Les livres sont-ils assez design pour Sainté ?




Alors que la Fête du livre ouvre ses portes ce jeudi 11 avril 2018, nous proposons la lecture d’un article du Couac paru à l’issue de l’édition précédente. Les échos qui nous parviennent de l’événement à venir laissent à penser que certaines des interrogations soulevées – sur une organisation un peu hasardeuse, une sélection peu ouverte (cf. Fête des éditions A.E.C), le degré de précarité des participant.e.s – demeurent actuelles. Toute actualisation par la proposition d’un nouvel article ou l’ajout de commentaires est donc bienvenue !

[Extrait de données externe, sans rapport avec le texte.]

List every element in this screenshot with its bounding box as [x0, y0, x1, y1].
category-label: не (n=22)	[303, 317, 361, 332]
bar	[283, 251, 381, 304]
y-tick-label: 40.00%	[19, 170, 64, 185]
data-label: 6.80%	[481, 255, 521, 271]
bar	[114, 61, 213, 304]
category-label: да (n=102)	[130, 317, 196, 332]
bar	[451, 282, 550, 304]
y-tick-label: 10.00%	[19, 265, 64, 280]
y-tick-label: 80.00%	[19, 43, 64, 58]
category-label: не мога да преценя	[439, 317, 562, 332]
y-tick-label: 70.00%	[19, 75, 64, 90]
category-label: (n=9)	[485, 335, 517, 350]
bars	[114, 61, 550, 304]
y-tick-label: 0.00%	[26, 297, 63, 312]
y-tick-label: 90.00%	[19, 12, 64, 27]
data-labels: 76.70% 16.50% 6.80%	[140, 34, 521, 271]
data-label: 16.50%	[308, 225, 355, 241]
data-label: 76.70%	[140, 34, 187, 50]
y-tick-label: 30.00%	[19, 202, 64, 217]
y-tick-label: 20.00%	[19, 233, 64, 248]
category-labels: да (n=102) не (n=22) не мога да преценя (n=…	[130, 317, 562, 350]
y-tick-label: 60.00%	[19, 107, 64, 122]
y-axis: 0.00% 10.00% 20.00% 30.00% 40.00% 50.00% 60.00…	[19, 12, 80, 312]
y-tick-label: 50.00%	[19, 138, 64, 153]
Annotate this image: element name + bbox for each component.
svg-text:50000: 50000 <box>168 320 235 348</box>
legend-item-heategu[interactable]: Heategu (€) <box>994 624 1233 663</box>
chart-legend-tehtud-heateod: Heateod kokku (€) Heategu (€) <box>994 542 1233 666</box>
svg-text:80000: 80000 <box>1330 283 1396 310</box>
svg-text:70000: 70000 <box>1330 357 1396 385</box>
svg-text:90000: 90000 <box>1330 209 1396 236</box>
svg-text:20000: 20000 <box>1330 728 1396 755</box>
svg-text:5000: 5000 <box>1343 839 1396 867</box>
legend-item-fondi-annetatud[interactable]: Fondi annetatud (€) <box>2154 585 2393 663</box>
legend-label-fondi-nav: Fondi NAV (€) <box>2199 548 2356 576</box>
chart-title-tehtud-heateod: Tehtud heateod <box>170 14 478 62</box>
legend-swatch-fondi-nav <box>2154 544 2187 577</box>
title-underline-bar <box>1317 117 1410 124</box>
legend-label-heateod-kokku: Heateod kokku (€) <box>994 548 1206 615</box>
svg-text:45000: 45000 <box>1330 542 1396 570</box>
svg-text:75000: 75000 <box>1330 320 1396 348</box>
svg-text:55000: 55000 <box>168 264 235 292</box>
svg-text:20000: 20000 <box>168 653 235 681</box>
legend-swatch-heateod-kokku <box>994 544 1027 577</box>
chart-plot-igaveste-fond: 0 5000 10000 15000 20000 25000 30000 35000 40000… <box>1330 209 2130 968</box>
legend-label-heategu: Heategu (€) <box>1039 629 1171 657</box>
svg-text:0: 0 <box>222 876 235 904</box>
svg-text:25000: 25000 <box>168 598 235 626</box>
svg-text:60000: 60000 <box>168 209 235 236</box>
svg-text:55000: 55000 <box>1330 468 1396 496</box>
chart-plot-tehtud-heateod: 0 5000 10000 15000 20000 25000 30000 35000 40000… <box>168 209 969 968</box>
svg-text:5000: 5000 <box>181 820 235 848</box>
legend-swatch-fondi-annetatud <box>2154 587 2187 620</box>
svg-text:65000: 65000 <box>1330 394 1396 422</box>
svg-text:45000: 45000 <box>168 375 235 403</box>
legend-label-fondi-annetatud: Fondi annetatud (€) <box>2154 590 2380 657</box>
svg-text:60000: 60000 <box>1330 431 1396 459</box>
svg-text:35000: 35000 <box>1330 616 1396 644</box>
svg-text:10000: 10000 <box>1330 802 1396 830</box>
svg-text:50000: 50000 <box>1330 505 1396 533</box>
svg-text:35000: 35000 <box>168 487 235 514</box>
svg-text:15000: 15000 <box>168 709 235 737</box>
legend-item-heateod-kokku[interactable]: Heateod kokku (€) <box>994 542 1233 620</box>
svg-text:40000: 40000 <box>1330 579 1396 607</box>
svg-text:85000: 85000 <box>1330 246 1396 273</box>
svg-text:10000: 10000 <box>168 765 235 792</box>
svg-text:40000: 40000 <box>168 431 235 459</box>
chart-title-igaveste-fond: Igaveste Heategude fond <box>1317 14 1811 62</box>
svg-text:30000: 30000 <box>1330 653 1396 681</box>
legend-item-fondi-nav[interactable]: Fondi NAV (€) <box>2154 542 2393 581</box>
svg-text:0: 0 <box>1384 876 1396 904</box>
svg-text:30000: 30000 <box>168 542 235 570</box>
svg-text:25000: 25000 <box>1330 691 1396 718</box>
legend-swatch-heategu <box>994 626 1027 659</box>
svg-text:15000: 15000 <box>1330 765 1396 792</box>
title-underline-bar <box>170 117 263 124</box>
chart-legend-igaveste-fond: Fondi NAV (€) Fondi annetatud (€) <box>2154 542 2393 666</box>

Saviez-vous que la Fête du livre de Saint-Étienne est la plus ancienne manifestation de ce genre en France ? L’événement est certes un rendez-vous important d’octobre, on ne peut pas dire pour autant que les prix Goncourt et autres Renaudot s’y bousculent. Son rayonnement et sa réputation dans la profession (auprès des gratte-papiers, bédéistes, éditeurices et associé.e.s) n’égalent pas celle d’un festival d’Angoulême ou d’une fête du livre à Brive. Saint-Étienne serait-elle trop loin de Paris et de son ébullition littéraire ? Le TGV arrive pourtant bien jusqu’à Châteaucreux et relie les deux villes en trois heures et des brouettes, c’est pas le bout du monde ! D’où vient alors le manque d’envergure de l’édition stéphanoise de la Fête du livre ?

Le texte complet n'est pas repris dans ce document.